According to McMillan, having such a committed and talented workforce played an important role in enabling the plant to pass its first SQF (Safe Quality Food) certification audit a few weeks ago.
Passing the rigorous third-party audit at its first attempt has put the Ajax plant on a firm path to obtaining the coveted food-contact safety accreditation that would allow it to expand its production repertoire with folding cartons for packaged foods across various product categories and segments.
“Naturally, we are very excited about the new opportunities this could bring to our business,” McMillan states, adding the plant has all the necessary fundamentals in place to diversify into food packaging.
“People tend to think of a multipack carton as just another box,” he remarks, “but it is so much more than that.
“Our carriers are in fact packaging solutions that come in a broad variety of size and design configurations, with all kinds of value-added features like embossing, Braille, UV coating and raised text, to meet customer specifications,” he says.

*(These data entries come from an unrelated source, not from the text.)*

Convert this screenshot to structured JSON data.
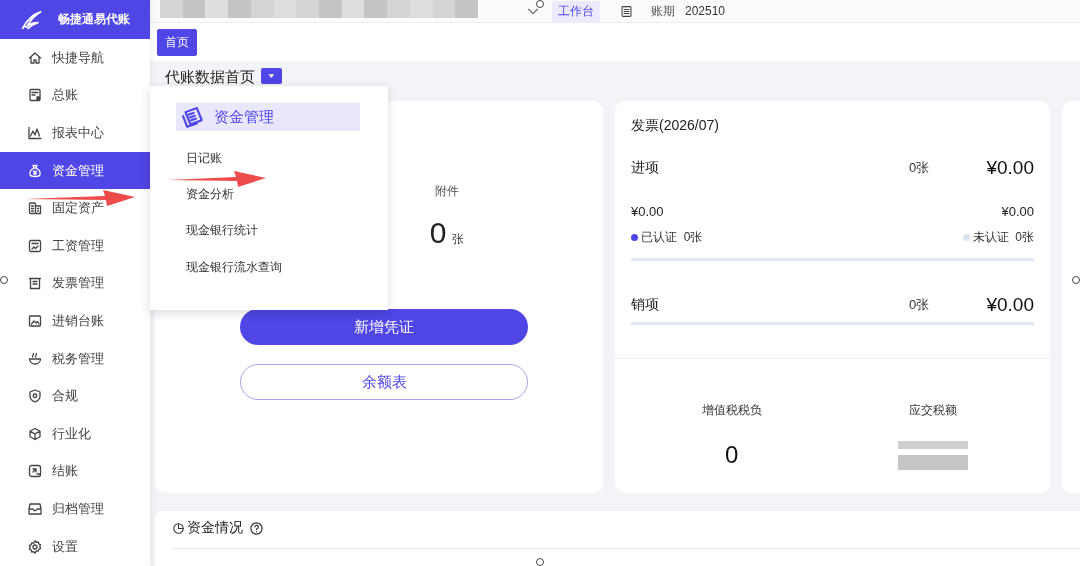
{
  "sidebar": {
    "brand": "畅捷通易代账",
    "items": [
      {
        "label": "快捷导航",
        "selected": false
      },
      {
        "label": "总账",
        "selected": false
      },
      {
        "label": "报表中心",
        "selected": false
      },
      {
        "label": "资金管理",
        "selected": true
      },
      {
        "label": "固定资产",
        "selected": false
      },
      {
        "label": "工资管理",
        "selected": false
      },
      {
        "label": "发票管理",
        "selected": false
      },
      {
        "label": "进销台账",
        "selected": false
      },
      {
        "label": "税务管理",
        "selected": false
      },
      {
        "label": "合规",
        "selected": false
      },
      {
        "label": "行业化",
        "selected": false
      },
      {
        "label": "结账",
        "selected": false
      },
      {
        "label": "归档管理",
        "selected": false
      },
      {
        "label": "设置",
        "selected": false
      }
    ]
  },
  "topbar": {
    "workbench": "工作台",
    "period_label": "账期",
    "period": "202510"
  },
  "tabs": [
    {
      "label": "首页",
      "selected": true
    }
  ],
  "page_title": "代账数据首页",
  "menu": {
    "title": "资金管理",
    "items": [
      "日记账",
      "资金分析",
      "现金银行统计",
      "现金银行流水查询"
    ]
  },
  "voucher_card": {
    "attachment_label": "附件",
    "attachment_count": "0",
    "unit": "张",
    "buttons": [
      {
        "label": "新增凭证",
        "kind": "primary"
      },
      {
        "label": "余额表",
        "kind": "outline"
      }
    ]
  },
  "invoice_card": {
    "title": "发票(2026/07)",
    "input": {
      "label": "进项",
      "count": "0张",
      "amount": "¥0.00",
      "certified_amount": "¥0.00",
      "uncertified_amount": "¥0.00"
    },
    "legend": [
      {
        "label": "已认证",
        "count": "0张",
        "color": "#4f46e5"
      },
      {
        "label": "未认证",
        "count": "0张",
        "color": "#dce4f2"
      }
    ],
    "output": {
      "label": "销项",
      "count": "0张",
      "amount": "¥0.00"
    },
    "vat_burden_label": "增值税税负",
    "vat_burden": "0",
    "tax_payable_label": "应交税额"
  },
  "funds_section": {
    "title": "资金情况"
  }
}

“Moreover, we can help our customers with their special product promotions by being able to insert coupons, leaflets, small prizes, and all sorts of marketing items right inside the cartons before we ship it to them.”
Says McMillan: “As a fully vertically integrated company, WestRock stands out in the paper packaging world by operating as a complete solutions provider, and that’s exactly how we approach our business here at Ajax—providing our customers with the best packaging solution to help them grow their business.”